The chip is currently being fabricated and we expect to have it available for testing soon. Testability was a concern during the design of the chip, and while there isn't a great deal of on-chip logic specifically intended to help during testing, the testing scheme for this chip is fairly straight forward. Some additional off-chip logic would be required, but since all such logic is expected to be in TTL, testing and debugging is not an overwhelming concern.

## Summary

We have presented a cache memory system for use in a microprocessor-based system organized around the Multibus or another similar bus. The technique involves monitoring the bus for references to main storage. We presented the block diagram for the cache, which resides on the same Multibus card with the processor. The cache comprises a specially-designed VLSI chip to store the necessary information for control of and access to the cache, and standard dynamic random access memory (DRAM) to store the data in the cache. Multiple processors can be supported as described in [Goodman83] by this implementation. The competition for cache cycles between the processor and the bus is resolved by using two copies of the tag memory.

The approach has been followed up by designing and fabricating a VLSI chip and test bed.

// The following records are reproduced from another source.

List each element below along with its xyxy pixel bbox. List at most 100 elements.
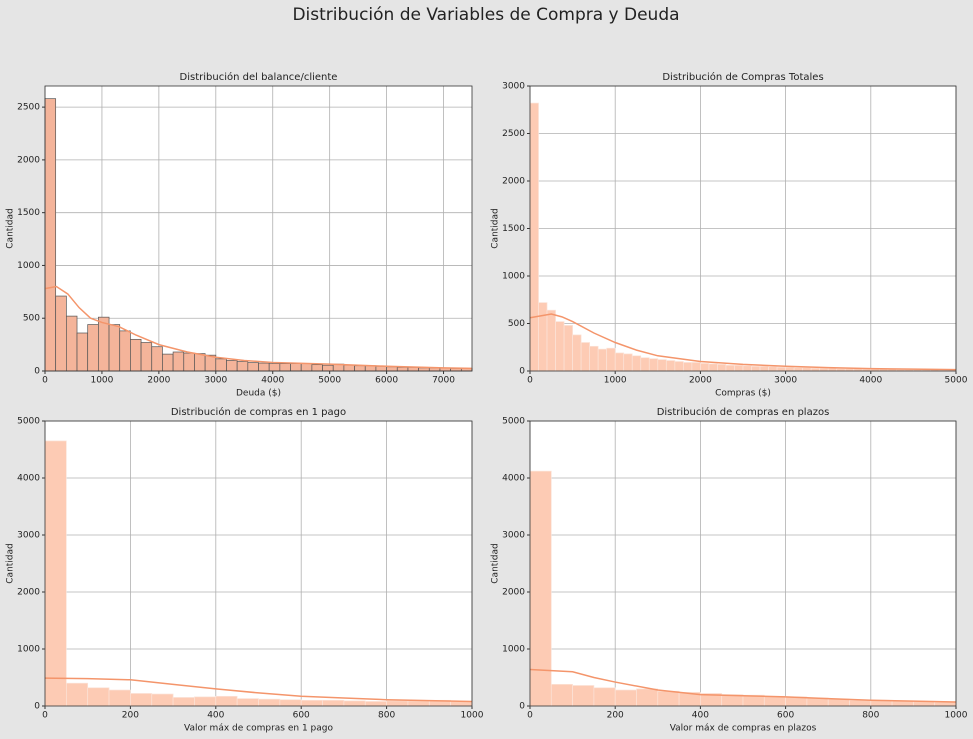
y-tick-label: 1000 [17, 645, 40, 655]
histogram-bar [768, 366, 778, 372]
histogram-bar [268, 363, 281, 372]
histogram-bar [44, 98, 57, 372]
histogram-bar [806, 697, 829, 707]
histogram-bar [827, 698, 850, 707]
y-tick-label: 2500 [17, 103, 40, 113]
y-tick-label: 3000 [17, 531, 40, 541]
x-tick-label: 5000 [318, 376, 341, 386]
plot-area [45, 421, 472, 706]
y-axis-label: Cantidad [491, 543, 501, 583]
histogram-bar [386, 366, 398, 372]
histogram-bar [700, 363, 710, 372]
histogram-bar [215, 358, 227, 372]
x-tick-label: 400 [207, 711, 224, 721]
histogram-bar [418, 367, 430, 372]
histogram-bar [640, 357, 650, 372]
kde-line [44, 285, 473, 370]
histogram-bar [407, 366, 419, 372]
histogram-bar [742, 365, 752, 372]
plot-frame [44, 85, 473, 372]
y-tick-label: 4000 [17, 474, 40, 484]
histogram-bar [589, 345, 599, 372]
histogram-bar [623, 353, 633, 372]
histogram-bar [183, 352, 195, 372]
histogram-bar [236, 361, 249, 372]
x-tick-label: 3000 [204, 376, 227, 386]
histogram-bar [538, 302, 548, 372]
histogram-bar [44, 440, 67, 707]
histogram-bar [606, 347, 616, 372]
y-tick-label: 3000 [502, 531, 525, 541]
histogram-bar [674, 361, 684, 372]
histogram-bar [657, 690, 680, 707]
kde-line [529, 313, 957, 371]
histogram-bar [194, 353, 206, 372]
histogram-bar [364, 701, 387, 707]
histogram-bar [343, 700, 366, 707]
histogram-bar [665, 360, 676, 372]
histogram-bar [236, 698, 259, 707]
y-tick-label: 3000 [502, 82, 525, 92]
x-tick-label: 0 [527, 711, 533, 721]
y-tick-label: 1500 [17, 208, 40, 218]
histogram-bar [322, 699, 345, 707]
histogram-bar [130, 693, 153, 707]
histogram-bar [580, 342, 590, 372]
histogram-bar [648, 358, 659, 372]
y-tick-label: 500 [23, 314, 40, 324]
histogram-bar [140, 342, 153, 372]
x-tick-label: 1000 [945, 711, 968, 721]
x-axis-label: Compras ($) [715, 389, 771, 399]
histogram-bar [529, 102, 539, 372]
x-tick-label: 0 [42, 711, 48, 721]
histogram-bar [631, 355, 642, 372]
y-tick-label: 0 [519, 367, 525, 377]
histogram-bar [614, 352, 625, 372]
x-tick-label: 4000 [261, 376, 284, 386]
x-tick-label: 800 [378, 711, 395, 721]
histogram-bar [725, 364, 735, 372]
histogram-bar [172, 351, 185, 372]
histogram-bar [563, 325, 573, 372]
y-tick-label: 4000 [502, 474, 525, 484]
x-axis-label: Deuda ($) [236, 389, 281, 399]
histogram-bar [572, 334, 582, 372]
histogram-bar [130, 338, 142, 372]
x-tick-label: 600 [777, 711, 794, 721]
histogram-bar [546, 309, 556, 372]
y-tick-label: 2000 [502, 588, 525, 598]
histogram-bar [691, 362, 701, 372]
y-tick-label: 1000 [502, 645, 525, 655]
y-axis-label: Cantidad [6, 208, 16, 248]
histogram-bar [683, 362, 693, 372]
histogram-bar [322, 364, 334, 372]
histogram-bar [300, 363, 313, 372]
y-tick-label: 2500 [502, 129, 525, 139]
histogram-bar [279, 699, 302, 707]
figure-title: Distribución de Variables de Compra y De… [292, 5, 679, 25]
y-axis-label: Cantidad [491, 208, 501, 248]
x-tick-label: 200 [607, 711, 624, 721]
histogram-bar [119, 330, 131, 372]
histogram-bar [290, 363, 302, 372]
histogram-bar [593, 687, 616, 707]
x-tick-label: 1000 [604, 376, 627, 386]
histogram-bar [375, 365, 387, 372]
histogram-bar [300, 699, 323, 707]
histogram-bar [354, 365, 366, 372]
histogram-bar [172, 697, 195, 707]
x-tick-label: 4000 [859, 376, 882, 386]
histogram-bar [734, 364, 744, 372]
histogram-bar [108, 324, 121, 372]
y-tick-label: 5000 [17, 417, 40, 427]
histogram-bar [636, 688, 659, 707]
plot-area [530, 421, 956, 706]
x-tick-label: 6000 [375, 376, 398, 386]
histogram-bar [751, 365, 761, 372]
histogram-bar [407, 700, 430, 707]
x-tick-label: 7000 [432, 376, 455, 386]
histogram-bar [55, 295, 67, 372]
histogram-bar [151, 346, 163, 372]
x-tick-label: 1000 [90, 376, 113, 386]
histogram-bar [759, 365, 769, 372]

The critical parameters and implementation details were presented.

Acknowledgements: We would like to thank Steve Chan, who was one of the two persons who actually did the design and layout of the VLSI chip, and Randy Katz, whose suggestions and advice were of great help during the design and layout phase.

## References

- [Bell 78] C. G. Bell, J. C. Mudge, and J. E. McNamara, Computer Engineering: A DEC view of hardware systems design, Digital Press, Bedford, Massachusetts, 1978.
- [Censier 78] L. M. Censier and P. Feautrier, "A new solution to coherence problems in multicache systems," IEEE Trans. on Computers, Vol. C-27, No. 12, December 1978, pp. 1112-1118.
- [DataG 80] "Eclipse MV/8000 Principles of Operation," Ordering No. 014-000648, Data General Corporation, Westboro, Massachusetts.
- [Goodman 83] J. Goodman, "Using Cache to Reduce Processor/Memory Bandwidth," submitted to 10th Symp. on Computer Arch., (June 1983).
- [Issak 82] J. Isaak, "Squeezing the most out of the 68000," Mini-Micro Systems, Vol. 15, No. 10,

(October 1982), pp. 193-202.

- [Liptay 68] J. S. Liptay, "Structural aspects of the System/360 Model 85, II.- The cache", IBM Systems Journal, Vol. 7, No. 1, (January 1968), pp. 15-21.
- [Mead 80] C. Mead and L. Conway, Introduction to VLSI Systems, Addison-Wesley, 1980.
- [Tang 76] C. K. Tang, "Cache system design in the tightly coupled multiprocessor system," AFIPS Proc., NCC, Vol. 45, pp. 749-753, 1976.
- [T182] Texas Instruments MOS Memory Data Book, Texas Instruments, Inc., MOS Memory Division, Houston, Texas, pp. 106-111, 1982.

Fig. 2. Details of Cache Memory Structure.